During postmaster's first start checkpointer is launched before the startup
process is even started. During crash restart processing, we do start the
startup process before checkpointer, but start checkpointer in
LaunchMissingBackgroundProcesses().

It looks like it's theoretically possible that recovery completes before ever
reach LaunchMissingBackgroundProcesses() - but it seems like we should address
that by having the same "process startup order" during crash recovery
processing as we have during the first start?

I think this oddity originated in

commit 7ff23c6d277d1d90478a51f0dd81414d343f3850
Author: Thomas Munro <tmu...@postgresql.org>
Date:   2021-08-02 17:32:20 +1200

    Run checkpointer and bgwriter in crash recovery.

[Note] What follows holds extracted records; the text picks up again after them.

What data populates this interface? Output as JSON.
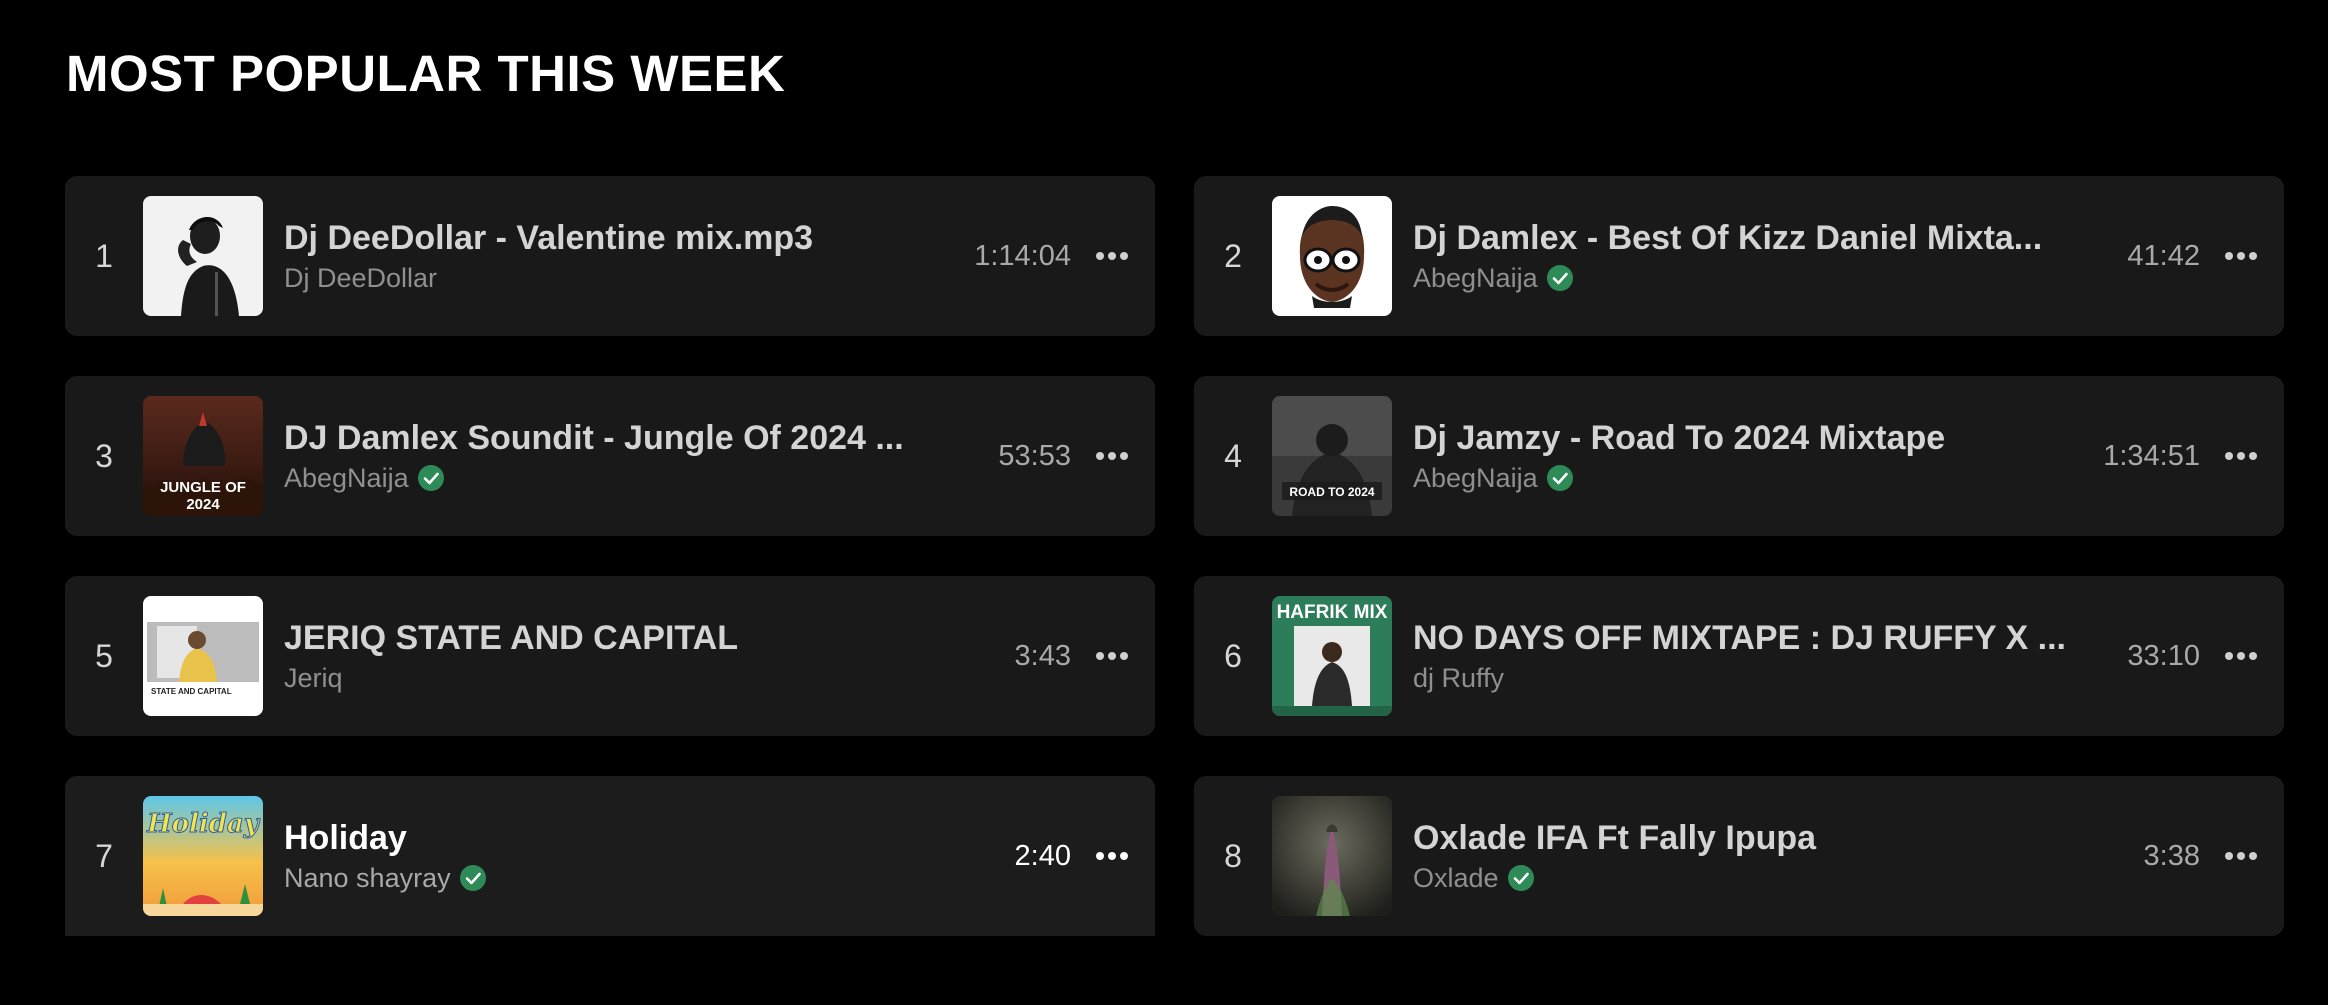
{
  "section": {
    "title": "MOST POPULAR THIS WEEK"
  },
  "colors": {
    "background": "#000000",
    "card": "#191919",
    "verified": "#2e8b57",
    "text_muted": "#8f8f8f"
  },
  "tracks": [
    {
      "rank": "1",
      "title": "Dj DeeDollar - Valentine mix.mp3",
      "artist": "Dj DeeDollar",
      "duration": "1:14:04",
      "verified": false,
      "cover_icon": "album-cover-deedollar"
    },
    {
      "rank": "2",
      "title": "Dj Damlex - Best Of Kizz Daniel Mixta...",
      "artist": "AbegNaija",
      "duration": "41:42",
      "verified": true,
      "cover_icon": "album-cover-damlex-kizz"
    },
    {
      "rank": "3",
      "title": "DJ Damlex Soundit - Jungle Of 2024 ...",
      "artist": "AbegNaija",
      "duration": "53:53",
      "verified": true,
      "cover_icon": "album-cover-jungle-of-2024",
      "cover_text": [
        "JUNGLE OF",
        "2024"
      ]
    },
    {
      "rank": "4",
      "title": "Dj Jamzy - Road To 2024 Mixtape",
      "artist": "AbegNaija",
      "duration": "1:34:51",
      "verified": true,
      "cover_icon": "album-cover-road-to-2024",
      "cover_text": [
        "ROAD TO 2024"
      ]
    },
    {
      "rank": "5",
      "title": "JERIQ STATE AND CAPITAL",
      "artist": "Jeriq",
      "duration": "3:43",
      "verified": false,
      "cover_icon": "album-cover-state-and-capital",
      "cover_text": [
        "STATE AND CAPITAL"
      ]
    },
    {
      "rank": "6",
      "title": "NO DAYS OFF MIXTAPE : DJ RUFFY X ...",
      "artist": "dj Ruffy",
      "duration": "33:10",
      "verified": false,
      "cover_icon": "album-cover-hafrik-mix",
      "cover_text": [
        "HAFRIK MIX"
      ]
    },
    {
      "rank": "7",
      "title": "Holiday",
      "artist": "Nano shayray",
      "duration": "2:40",
      "verified": true,
      "cover_icon": "album-cover-holiday",
      "cover_text": [
        "Holiday"
      ]
    },
    {
      "rank": "8",
      "title": "Oxlade IFA Ft Fally Ipupa",
      "artist": "Oxlade",
      "duration": "3:38",
      "verified": true,
      "cover_icon": "album-cover-oxlade-ifa"
    }
  ]
}
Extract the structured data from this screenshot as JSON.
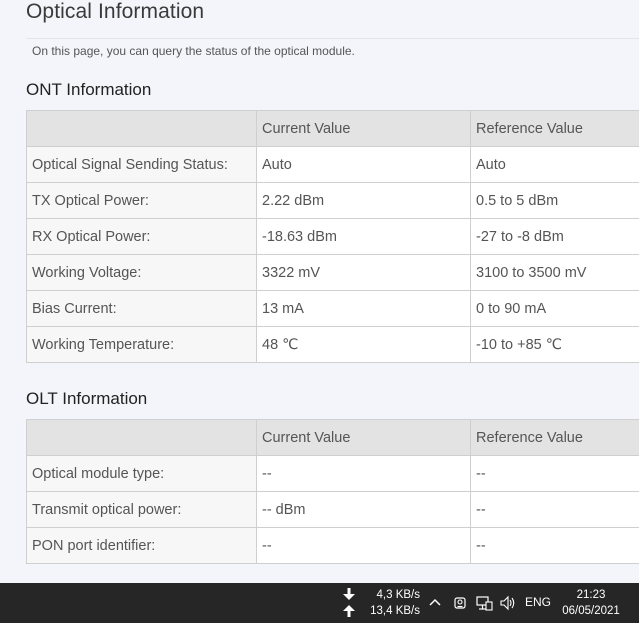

ISTM that we should change it so that the first and crash recovery scenarios
are more similar. Thomas, what do you think?


Separately, is it a problem that somewhere in process_pm_* we did
ConfigurePostmasterWaitSet(false) but then the event loop in ServerLoop()
continues to process "old" WL_SOCKET_ACCEPT events?


Greetings,

Andres Freund

>From 16289910f50ed92aee08d1320c31235e83273999 Mon Sep 17 00:00:00 2001
From: Andres Freund <and...@anarazel.de>
Date: Fri, 10 Jan 2025 11:11:40 -0500
Subject: [PATCH v3 1/2] checkpointer: Request checkpoint via latch instead of
 signal

The main reason for this is that a future commit would like to use SIGINT for
another purpose. But it's also a tad nicer and tad more efficient to use
SetLatch(), as it avoids a signal when checkpointer already is busy.

Reviewed-by: Bertrand Drouvot <bertranddrouvot...@gmail.com>
Reviewed-by: Nazir Bilal Yavuz <byavu...@gmail.com>
Discussion: https://postgr.es/m/kgng5nrvnlv335evmsuvpnh354rw7qyazl73kdysev2cr2v5zu@m3cfzxicm5kp
---
 src/backend/postmaster/checkpointer.c | 60 +++++++++------------------
 1 file changed, 19 insertions(+), 41 deletions(-)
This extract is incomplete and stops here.